The first movement ends chest-crushingly with the motif that opened the movement, magnificent, menacing, almightily epic. As for the second movement, the London Philharmonic’s page for a recording with Skrowaczewski is the only place that makes a reference to the inspiration behind the second movement adagio. It says there that this movement was “composed in memory of Bruckner’s mother.” In the booklet, Johnson says more specifically that it is the third theme of the three in this movement, “a quietly dignified, slow-dance-like figure for strings” that was composed for Mrs. Bruckner, “a strong-minded, musical woman, prone (like her son) to deep depression.” This movement reaches a powerful climax, but in hindsight, when people think of great Bruckner adagios, they think inevitably of the seventh, not the third, but there’s a simple, delicate tenderness to this movement.

The third movement, dwarfed by the others of this work, is short but powerful. I feel the scherzos of Bruckner are one of his most immediately impressive things; the broad sprawling nature of a slow movement or the epic grandiosity of a Bruckner finale may be a bit much for some, but with a scherzo of such magnificent force, this might be the best thing to toss at someone and say, “Here, you should listen to Bruckner.”

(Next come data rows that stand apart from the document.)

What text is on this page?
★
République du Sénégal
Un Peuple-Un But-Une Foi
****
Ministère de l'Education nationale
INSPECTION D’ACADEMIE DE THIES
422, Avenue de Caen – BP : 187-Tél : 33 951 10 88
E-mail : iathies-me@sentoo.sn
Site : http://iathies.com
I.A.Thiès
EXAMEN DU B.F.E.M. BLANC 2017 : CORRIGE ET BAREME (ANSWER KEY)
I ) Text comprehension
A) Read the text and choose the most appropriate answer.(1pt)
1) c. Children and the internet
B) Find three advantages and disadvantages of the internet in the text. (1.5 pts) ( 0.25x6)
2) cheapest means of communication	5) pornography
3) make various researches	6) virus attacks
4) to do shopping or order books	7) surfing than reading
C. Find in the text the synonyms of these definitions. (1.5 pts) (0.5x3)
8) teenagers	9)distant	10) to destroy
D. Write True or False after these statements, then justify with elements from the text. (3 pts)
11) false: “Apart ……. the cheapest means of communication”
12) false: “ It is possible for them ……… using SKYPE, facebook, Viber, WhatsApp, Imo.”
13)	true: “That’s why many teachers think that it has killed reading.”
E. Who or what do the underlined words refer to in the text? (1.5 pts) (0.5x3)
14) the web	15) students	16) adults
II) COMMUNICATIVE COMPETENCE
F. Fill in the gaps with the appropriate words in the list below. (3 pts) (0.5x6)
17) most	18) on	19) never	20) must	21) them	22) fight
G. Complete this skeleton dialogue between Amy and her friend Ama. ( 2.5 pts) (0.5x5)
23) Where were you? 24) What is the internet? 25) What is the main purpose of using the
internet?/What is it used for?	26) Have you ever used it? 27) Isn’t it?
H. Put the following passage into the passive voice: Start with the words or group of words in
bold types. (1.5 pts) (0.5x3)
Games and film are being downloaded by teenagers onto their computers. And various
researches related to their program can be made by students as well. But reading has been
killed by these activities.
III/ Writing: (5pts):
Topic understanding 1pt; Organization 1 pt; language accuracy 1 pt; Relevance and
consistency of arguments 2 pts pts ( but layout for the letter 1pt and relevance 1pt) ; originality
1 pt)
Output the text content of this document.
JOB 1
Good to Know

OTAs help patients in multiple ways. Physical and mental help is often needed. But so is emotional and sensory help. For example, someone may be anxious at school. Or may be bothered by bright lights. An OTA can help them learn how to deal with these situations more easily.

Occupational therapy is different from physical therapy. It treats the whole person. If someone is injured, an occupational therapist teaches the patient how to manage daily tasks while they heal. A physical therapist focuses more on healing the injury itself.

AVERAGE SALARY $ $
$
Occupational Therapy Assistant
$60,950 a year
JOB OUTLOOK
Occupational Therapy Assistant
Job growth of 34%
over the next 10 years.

You might associate the Ländler with Mahler, but Bruckner’s already making reference to it here, in both the scherzo and subsequent trio. It’s perhaps not as quaint and pastoral as Mahler’s would be, but it’s there, and for such a short movement, it packs quite a punch, easily standing up to the longer movements in this four-movement form.

Admit it: when you think ‘Bruckner’ you think ‘polka.’ No? Yeah, me either. But we get one in the finale, after a suitably enormous introduction. It sounds like we’re galloping off to war, to ride off into oblivion and do something outrageously heroic, but that second subject is our polka, and Johnson quotes Bruckner as saying that was his goal with this symphony:

That’s life. That’s what I wanted to show in my Third Symphony. The polka represents the fun and joy in the world, the chorale its sadness and pain.

Again, it might not seem as effortless and at home as Mahler’s more rustic passages, but it’s certainly a stark contrast to the more apocalyptic sounds we find elsewhere. In the big scheme of things, this finale is rather short, one of the shortest of all of Bruckner’s symphonies, and with a polka playing a central part in the work, we might expect a more optimistic finish, and it’s what we get. Take all the mystery and wonderment and grandiosity of the opening bars of the first movement, which we revisit here, and see them in a bright, warm, sunny triumphant light, and we see the overall journey Bruckner had in mind, and it is a truly spectacular one.

In contrast with the cataclysmic failure of the first premiere, the premiere of the third version, more than a decade later, was a resounding success, as Nowak relates.

The first performance of the Third Symphony (third version) by the Vienna Philharmonic Orchestra conducted by Hans Richter on 21 December 1890 was a great personal success for Bruckner. As he himself wrote to August Göllerich: “I am still too deeply moved by its reception by the Philharmonic audience, who must have recalled me at least twelve times, over and over again…” The humiliation of the first performance of the symphony, on 16 December 1877 was now, thirteen years later, turned to jubilation, and in the very same concert-hall too. From now on, there was to be no holding Bruckner’s genius: it took flight to encompass the whole world.

Nowak, 1958 publishing

It’s said that this work is Bruckner’s breakthrough, artistically, structurally, that it was the first glimpse of what he would later become, and it certainly looks ahead to the even greater heights he would attain. For now, we can be thankful that Wagner chose the third as his work, and that despite the confusion over versions, the composer’s artistic vision shined through.